Был вечер, поздний, душный; за бульваром край неба, прижатый облаками, и дальний пролет улицы давно цвел догорающим малиновым закатом, красный металлический отблеск горел на трамвайных проводах, на высоких карнизах домов, на стеклах трамваев, по-вечернему лениво позванивающих под деревьями. Там по сумеречному тротуару неспешно текла толпа, шумная, летняя, пестрая, от этого казавшаяся, как всегда, беспечной, весело-праздной, шаркали подошвы, смеялись, звучали голоса в нагретом за день московском воздухе.
На бульваре еще не зажигались фонари, и заметнее темнело на аллеях, густел синий сумрак под тентом закусочной; на крайних свободных столах, залитых минеральной водой, лимонадом, светились багровые озерца от заката, и лица людей в павильончике проступали размытыми красноватыми пятнами.
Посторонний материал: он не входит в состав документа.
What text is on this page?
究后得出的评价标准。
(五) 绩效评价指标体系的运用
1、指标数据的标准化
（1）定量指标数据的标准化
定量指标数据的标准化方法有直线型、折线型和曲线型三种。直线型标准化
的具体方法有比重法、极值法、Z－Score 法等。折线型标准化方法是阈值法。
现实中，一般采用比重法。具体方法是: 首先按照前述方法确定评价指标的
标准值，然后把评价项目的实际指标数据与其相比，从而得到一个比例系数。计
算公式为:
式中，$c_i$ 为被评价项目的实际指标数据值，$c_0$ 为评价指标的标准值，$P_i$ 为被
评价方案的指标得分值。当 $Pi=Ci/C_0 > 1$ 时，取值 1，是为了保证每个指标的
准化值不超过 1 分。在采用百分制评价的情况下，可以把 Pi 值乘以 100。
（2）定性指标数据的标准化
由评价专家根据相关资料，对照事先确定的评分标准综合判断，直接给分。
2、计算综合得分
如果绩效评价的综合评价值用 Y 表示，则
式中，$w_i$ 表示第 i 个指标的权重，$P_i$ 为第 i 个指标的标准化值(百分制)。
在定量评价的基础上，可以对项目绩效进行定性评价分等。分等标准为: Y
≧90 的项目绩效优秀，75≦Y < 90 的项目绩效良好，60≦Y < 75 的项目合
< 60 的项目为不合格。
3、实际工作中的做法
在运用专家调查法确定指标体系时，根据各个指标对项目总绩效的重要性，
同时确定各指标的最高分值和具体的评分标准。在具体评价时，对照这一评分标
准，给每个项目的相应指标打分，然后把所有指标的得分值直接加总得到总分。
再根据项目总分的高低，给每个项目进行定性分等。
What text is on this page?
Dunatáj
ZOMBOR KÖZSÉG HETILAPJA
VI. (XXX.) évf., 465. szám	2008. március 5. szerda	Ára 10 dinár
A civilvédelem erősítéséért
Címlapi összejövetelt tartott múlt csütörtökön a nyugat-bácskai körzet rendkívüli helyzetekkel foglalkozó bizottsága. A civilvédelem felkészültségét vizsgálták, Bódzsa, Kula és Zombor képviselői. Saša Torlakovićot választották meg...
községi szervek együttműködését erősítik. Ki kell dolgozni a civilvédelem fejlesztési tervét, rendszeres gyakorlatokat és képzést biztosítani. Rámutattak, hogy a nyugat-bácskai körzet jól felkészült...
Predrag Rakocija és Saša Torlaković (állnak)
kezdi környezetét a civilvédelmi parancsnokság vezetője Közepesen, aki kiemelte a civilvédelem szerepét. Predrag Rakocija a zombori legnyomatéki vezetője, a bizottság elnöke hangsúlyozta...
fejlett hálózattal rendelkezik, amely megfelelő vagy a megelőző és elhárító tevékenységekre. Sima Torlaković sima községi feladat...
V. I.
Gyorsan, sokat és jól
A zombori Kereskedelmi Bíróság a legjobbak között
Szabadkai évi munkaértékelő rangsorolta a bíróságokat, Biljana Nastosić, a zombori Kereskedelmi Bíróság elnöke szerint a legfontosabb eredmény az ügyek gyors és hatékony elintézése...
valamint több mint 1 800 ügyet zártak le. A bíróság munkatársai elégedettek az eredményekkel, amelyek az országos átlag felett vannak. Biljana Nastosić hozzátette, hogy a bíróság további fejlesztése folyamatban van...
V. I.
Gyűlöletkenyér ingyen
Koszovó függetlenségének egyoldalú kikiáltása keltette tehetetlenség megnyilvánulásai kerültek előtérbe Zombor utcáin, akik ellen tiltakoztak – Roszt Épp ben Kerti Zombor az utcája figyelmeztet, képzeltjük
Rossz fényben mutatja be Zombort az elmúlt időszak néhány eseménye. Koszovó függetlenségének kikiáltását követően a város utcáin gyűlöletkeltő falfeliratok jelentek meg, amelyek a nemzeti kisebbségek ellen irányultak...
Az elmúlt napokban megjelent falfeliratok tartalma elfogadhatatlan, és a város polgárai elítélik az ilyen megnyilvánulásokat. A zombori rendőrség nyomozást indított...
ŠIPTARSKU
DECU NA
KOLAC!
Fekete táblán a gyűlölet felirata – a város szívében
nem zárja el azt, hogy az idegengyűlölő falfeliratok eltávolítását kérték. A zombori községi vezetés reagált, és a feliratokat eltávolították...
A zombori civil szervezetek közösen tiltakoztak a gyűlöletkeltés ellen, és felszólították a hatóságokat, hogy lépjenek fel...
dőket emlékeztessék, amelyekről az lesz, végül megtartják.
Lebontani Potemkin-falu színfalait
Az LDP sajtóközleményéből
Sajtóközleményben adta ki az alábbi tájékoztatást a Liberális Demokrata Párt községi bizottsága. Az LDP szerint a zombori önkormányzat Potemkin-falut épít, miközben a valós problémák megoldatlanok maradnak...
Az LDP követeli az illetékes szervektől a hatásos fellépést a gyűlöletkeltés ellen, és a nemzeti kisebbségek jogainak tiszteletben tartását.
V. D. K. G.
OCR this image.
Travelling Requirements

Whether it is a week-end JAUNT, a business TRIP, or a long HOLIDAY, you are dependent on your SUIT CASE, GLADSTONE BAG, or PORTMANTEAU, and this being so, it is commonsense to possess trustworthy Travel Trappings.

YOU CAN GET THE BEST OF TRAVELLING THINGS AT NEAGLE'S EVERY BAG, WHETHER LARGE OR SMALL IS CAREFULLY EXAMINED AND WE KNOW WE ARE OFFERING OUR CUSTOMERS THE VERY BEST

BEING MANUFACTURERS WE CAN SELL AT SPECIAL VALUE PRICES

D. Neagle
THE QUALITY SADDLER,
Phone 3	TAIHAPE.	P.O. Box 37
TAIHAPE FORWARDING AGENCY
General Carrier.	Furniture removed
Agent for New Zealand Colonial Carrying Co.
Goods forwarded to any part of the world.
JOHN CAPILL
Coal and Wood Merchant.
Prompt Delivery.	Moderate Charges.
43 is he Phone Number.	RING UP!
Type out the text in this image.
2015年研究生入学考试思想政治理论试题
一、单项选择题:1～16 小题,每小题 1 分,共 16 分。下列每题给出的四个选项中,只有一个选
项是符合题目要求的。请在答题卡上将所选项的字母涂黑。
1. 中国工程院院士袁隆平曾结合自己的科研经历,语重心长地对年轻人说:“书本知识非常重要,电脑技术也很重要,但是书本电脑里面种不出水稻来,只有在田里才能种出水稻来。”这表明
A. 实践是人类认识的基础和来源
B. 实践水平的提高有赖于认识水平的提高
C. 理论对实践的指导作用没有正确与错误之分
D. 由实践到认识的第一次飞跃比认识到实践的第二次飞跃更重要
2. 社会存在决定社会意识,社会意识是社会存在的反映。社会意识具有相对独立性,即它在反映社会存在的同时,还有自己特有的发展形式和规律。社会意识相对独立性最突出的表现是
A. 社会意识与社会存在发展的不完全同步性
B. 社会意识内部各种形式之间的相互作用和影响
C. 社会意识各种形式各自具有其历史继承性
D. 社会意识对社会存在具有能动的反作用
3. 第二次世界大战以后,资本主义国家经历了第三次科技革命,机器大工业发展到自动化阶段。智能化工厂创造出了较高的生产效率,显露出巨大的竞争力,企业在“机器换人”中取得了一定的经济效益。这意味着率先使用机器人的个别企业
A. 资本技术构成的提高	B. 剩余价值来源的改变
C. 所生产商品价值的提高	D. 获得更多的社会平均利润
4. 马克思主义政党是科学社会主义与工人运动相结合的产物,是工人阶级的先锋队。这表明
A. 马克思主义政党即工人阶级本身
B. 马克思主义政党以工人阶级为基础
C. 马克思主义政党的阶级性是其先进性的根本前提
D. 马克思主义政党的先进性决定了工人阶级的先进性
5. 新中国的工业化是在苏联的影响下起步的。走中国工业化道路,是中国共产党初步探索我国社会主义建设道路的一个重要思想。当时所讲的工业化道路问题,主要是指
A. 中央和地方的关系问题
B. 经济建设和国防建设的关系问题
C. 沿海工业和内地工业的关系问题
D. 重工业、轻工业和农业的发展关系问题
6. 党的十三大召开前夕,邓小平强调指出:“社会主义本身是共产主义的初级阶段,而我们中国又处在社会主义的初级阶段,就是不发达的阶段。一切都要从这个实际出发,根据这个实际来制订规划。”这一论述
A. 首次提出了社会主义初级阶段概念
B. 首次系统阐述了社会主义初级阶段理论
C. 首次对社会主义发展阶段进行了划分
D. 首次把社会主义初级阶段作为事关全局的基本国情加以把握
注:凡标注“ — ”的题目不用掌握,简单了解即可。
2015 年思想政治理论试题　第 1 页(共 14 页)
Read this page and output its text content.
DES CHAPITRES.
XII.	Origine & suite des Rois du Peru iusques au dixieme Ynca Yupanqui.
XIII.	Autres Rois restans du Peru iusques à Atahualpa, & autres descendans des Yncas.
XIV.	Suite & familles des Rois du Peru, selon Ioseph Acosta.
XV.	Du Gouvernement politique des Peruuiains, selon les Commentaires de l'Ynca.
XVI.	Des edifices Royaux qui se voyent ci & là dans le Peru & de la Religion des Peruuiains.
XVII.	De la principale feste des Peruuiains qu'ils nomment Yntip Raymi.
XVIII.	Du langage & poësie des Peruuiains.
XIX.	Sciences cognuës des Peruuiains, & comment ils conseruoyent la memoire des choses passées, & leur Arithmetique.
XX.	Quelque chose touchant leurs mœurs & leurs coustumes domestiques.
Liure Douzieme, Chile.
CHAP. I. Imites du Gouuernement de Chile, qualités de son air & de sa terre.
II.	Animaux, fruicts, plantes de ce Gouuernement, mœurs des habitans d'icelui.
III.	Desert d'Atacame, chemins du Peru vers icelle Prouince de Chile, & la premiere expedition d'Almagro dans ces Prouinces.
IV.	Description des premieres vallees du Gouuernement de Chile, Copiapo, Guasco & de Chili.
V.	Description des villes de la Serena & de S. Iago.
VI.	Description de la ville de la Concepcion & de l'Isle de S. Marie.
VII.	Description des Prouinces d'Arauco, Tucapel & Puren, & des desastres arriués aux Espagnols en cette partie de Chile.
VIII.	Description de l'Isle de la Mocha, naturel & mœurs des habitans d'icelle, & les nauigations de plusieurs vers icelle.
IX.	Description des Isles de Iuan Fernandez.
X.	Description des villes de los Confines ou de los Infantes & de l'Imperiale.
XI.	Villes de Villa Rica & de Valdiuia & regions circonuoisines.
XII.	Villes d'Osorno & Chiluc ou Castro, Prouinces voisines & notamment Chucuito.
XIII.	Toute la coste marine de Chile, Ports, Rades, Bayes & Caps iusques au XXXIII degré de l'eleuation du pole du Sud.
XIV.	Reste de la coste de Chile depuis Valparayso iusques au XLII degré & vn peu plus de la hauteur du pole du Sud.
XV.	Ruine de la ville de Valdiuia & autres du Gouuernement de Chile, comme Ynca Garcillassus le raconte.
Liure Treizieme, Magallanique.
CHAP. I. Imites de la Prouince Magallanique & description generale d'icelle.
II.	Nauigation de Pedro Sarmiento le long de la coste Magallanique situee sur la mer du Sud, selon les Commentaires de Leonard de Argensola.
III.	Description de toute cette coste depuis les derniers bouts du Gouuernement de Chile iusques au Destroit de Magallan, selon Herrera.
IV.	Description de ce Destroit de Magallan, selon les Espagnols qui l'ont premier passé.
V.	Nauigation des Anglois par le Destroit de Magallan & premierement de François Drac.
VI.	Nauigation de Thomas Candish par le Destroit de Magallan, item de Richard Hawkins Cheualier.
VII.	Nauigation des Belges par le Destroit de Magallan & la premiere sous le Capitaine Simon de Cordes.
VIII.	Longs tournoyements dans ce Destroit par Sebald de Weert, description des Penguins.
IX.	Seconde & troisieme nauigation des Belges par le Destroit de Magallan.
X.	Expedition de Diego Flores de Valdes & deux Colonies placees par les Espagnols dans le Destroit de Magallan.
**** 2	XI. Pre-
Полчаса назад они встретились у Алексея, не застали его дома и зашли сюда по предложению Валерия, сказав Дине, где их искать, и теперь стояли возле столика, потягивали из стаканов пиво, наливая его из запотевших, вынутых из холодильника ледяных бутылок, закусывая длинной, соленой, хрустящее соломкой - есть после дневной жары не хотелось. Никита трогал пальцами влажное стекло, пил машинально, ощущая жгучий холод на зубах, и опять смутно расслышал голос Валерия:
- Что молчишь?
Никита невидяще посмотрел на его насмешливо-вопросительное лицо и ничего не ответил.